Monday, August 29, 2011

New version of evol.vcv()

Ok, I just posted a new version of evol.vcv() - direct link to code here. The main new feature of this version (v0.2) is that it also computes the variances of the parameter estimates. (The standard errors can then just be computed by taking the square roots.) These variances come from the matrix of partial second derivatives of the likelihood surface at the optimum (i.e., the curvature of the surface), also known as the Hessian matrix. The intuitive relationship between the curvature of the likelihood surface and the uncertainty of our parameter estimates is quite straightforward: if the likelihood surface is very flat (low curvature), then the uncertainty in our parameter estimates is large; conversely if the likelihood surface is very peaked at the optimum (i.e., high curvature), then this implies that uncertainty in our parameter estimates is low.

This function (that is, evol.vcv()) implements the method of Revell & Collar (2009) and was also described in a prior blog post.

In R, normally obtaining the Hessian matrix is easy because the built-in optimizer, optim(), optionally returns its value. Unfortunately, as I outlined in a previous post, this would not do for evol.vcv() because in this function I actually optimized the likelihood with respect to the Cholesky matrices rather than the evolutionary variance-covariances themselves. This was done for computational reasons because the evolutionary variance-covariance matrices (called "rate matrices" in our paper) are subject to annoying constraints which mean that for most random values the likelihood cannot be computed.

The solution, which I figured out yesterday and then implemented today, was to optimize with respect to the Cholesky matrices (as before) - but then differentiate the likelihood surface for the full VCV matrices at the optimum using hessian() in the "numDeriv" package (CRAN page here). This seems to work - and this analysis is implemented in v0.2 of evol.vcv() on my R phylogenetics page. This will also be included in the next version of "phytools".

The variances are not computed by default. To get them, load the present version from source:

> source("http://faculty.umb.edu/liam.revell/phytools/evol.vcv/v0.2/evol.vcv.R") # this should work
> result<-evol.vcv(tree,X,vars=TRUE)

for SIMMAP style tree and data matrix X. Good luck, and please report if this function seems to work properly or not.

1. Note that it is also necessary to install the "numDeriv" library.

2. Liam, It works! This is a nice addition to the function.

3. Thanks Dave. I still want to subject this to more testing - just to make sure that it is doing what it is supposed to be doing - but thanks for the report!

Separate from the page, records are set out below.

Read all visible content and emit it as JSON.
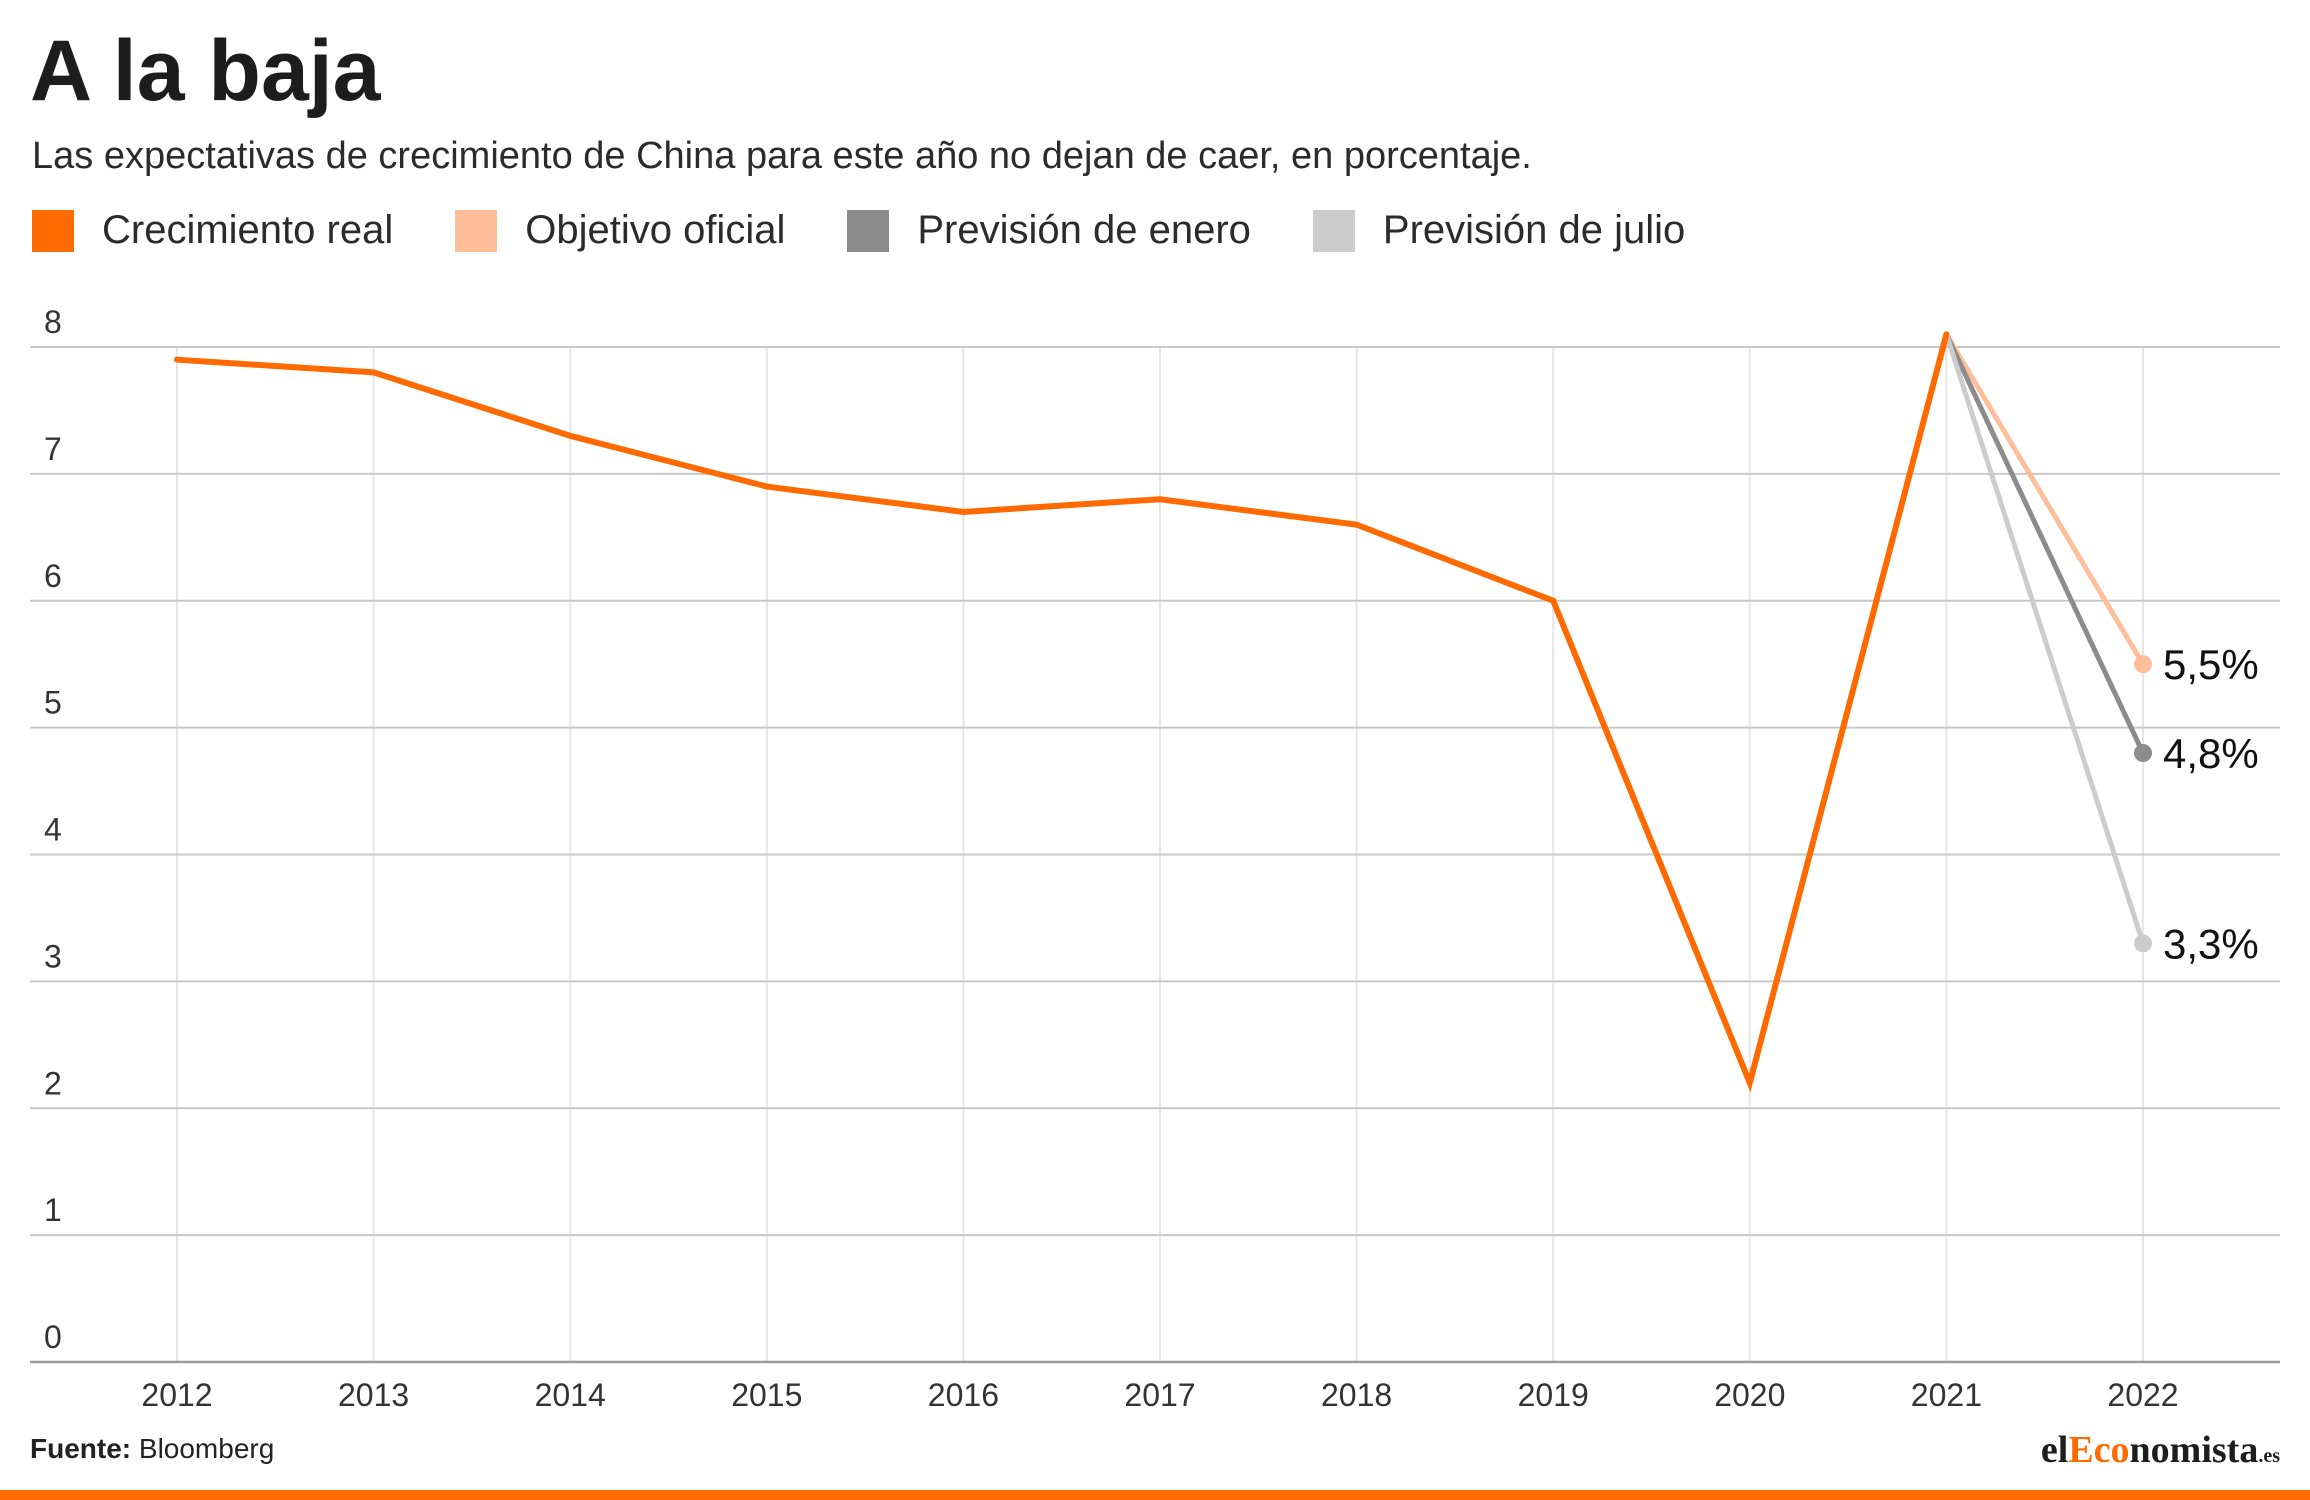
{
  "header": {
    "title": "A la baja",
    "subtitle": "Las expectativas de crecimiento de China para este año no dejan de caer, en porcentaje."
  },
  "legend": [
    {
      "label": "Crecimiento real",
      "color": "#ff6a00"
    },
    {
      "label": "Objetivo oficial",
      "color": "#ffbe99"
    },
    {
      "label": "Previsión de enero",
      "color": "#8c8c8c"
    },
    {
      "label": "Previsión de julio",
      "color": "#cccccc"
    }
  ],
  "footer": {
    "source_label": "Fuente:",
    "source_value": "Bloomberg",
    "brand_prefix": "el",
    "brand_highlight": "Eco",
    "brand_suffix": "nomista",
    "brand_tld": ".es"
  },
  "chart_data": {
    "type": "line",
    "title": "A la baja",
    "subtitle": "Las expectativas de crecimiento de China para este año no dejan de caer, en porcentaje.",
    "xlabel": "",
    "ylabel": "",
    "ylim": [
      0,
      8
    ],
    "yticks": [
      0,
      1,
      2,
      3,
      4,
      5,
      6,
      7,
      8
    ],
    "categories": [
      "2012",
      "2013",
      "2014",
      "2015",
      "2016",
      "2017",
      "2018",
      "2019",
      "2020",
      "2021",
      "2022"
    ],
    "grid": true,
    "legend_position": "top-left",
    "series": [
      {
        "name": "Crecimiento real",
        "color": "#ff6a00",
        "x": [
          "2012",
          "2013",
          "2014",
          "2015",
          "2016",
          "2017",
          "2018",
          "2019",
          "2020",
          "2021"
        ],
        "values": [
          7.9,
          7.8,
          7.3,
          6.9,
          6.7,
          6.8,
          6.6,
          6.0,
          2.2,
          8.1
        ]
      },
      {
        "name": "Objetivo oficial",
        "color": "#ffbe99",
        "x": [
          "2021",
          "2022"
        ],
        "values": [
          8.1,
          5.5
        ],
        "end_label": "5,5%"
      },
      {
        "name": "Previsión de enero",
        "color": "#8c8c8c",
        "x": [
          "2021",
          "2022"
        ],
        "values": [
          8.1,
          4.8
        ],
        "end_label": "4,8%"
      },
      {
        "name": "Previsión de julio",
        "color": "#cccccc",
        "x": [
          "2021",
          "2022"
        ],
        "values": [
          8.1,
          3.3
        ],
        "end_label": "3,3%"
      }
    ]
  }
}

4. Hey Liam, I am running this function for a set of stochastic character histories obtained from SIMMAP, and I occasionally get negative variances for the parameter estimates. I am fitting one and two rate matrix models for three traits and two phylogenetic partitions. Any idea why this is happening?

5. Hi Dave. Thanks for sending me your data & tree for this.

I have been working on this all morning & there is no clear "bug" (in the traditional sense), in that everything seems to be computing correctly. However, the negative variance implies positive curvature of the likelihood surface at the optimum. (This is concerning since at the optimum curvature should be negative.)

In your example, it is possible that the curvature is just very flat for the parameter in question and thus the optimizer effectively ends up in a very slightly positively curved location on the likelihood surface in that dimension. I will try different starting values to suss this out.

- Liam

6. I have noticed an association between negative variances and unusually large magnitude parameter estimates. (By unusually large, I mean relative to estimates for that parameter on trees/stochastic character maps). Could a flat likelihood curve also explain these extreme parameter values?

I should also note, though, that for each case, evol.vcv tells me that the "Optimization has converged."

7. Hi Dave. That sounds like a good guess. I will try different starting values and see if the optimization "converges" to a different optimum. - Liam

8. This might be a silly question, but under the 1 vcv matrix case what exactly is being optimized? When going through the code it seems that the vcv matrix is calculated in the "Compute the MLE of R" step. I can't seem to compute the log-likelihood (from the cholesky matrices) because p <- dim(C)[3] gives NA, in my case C is a 5X5 matrix.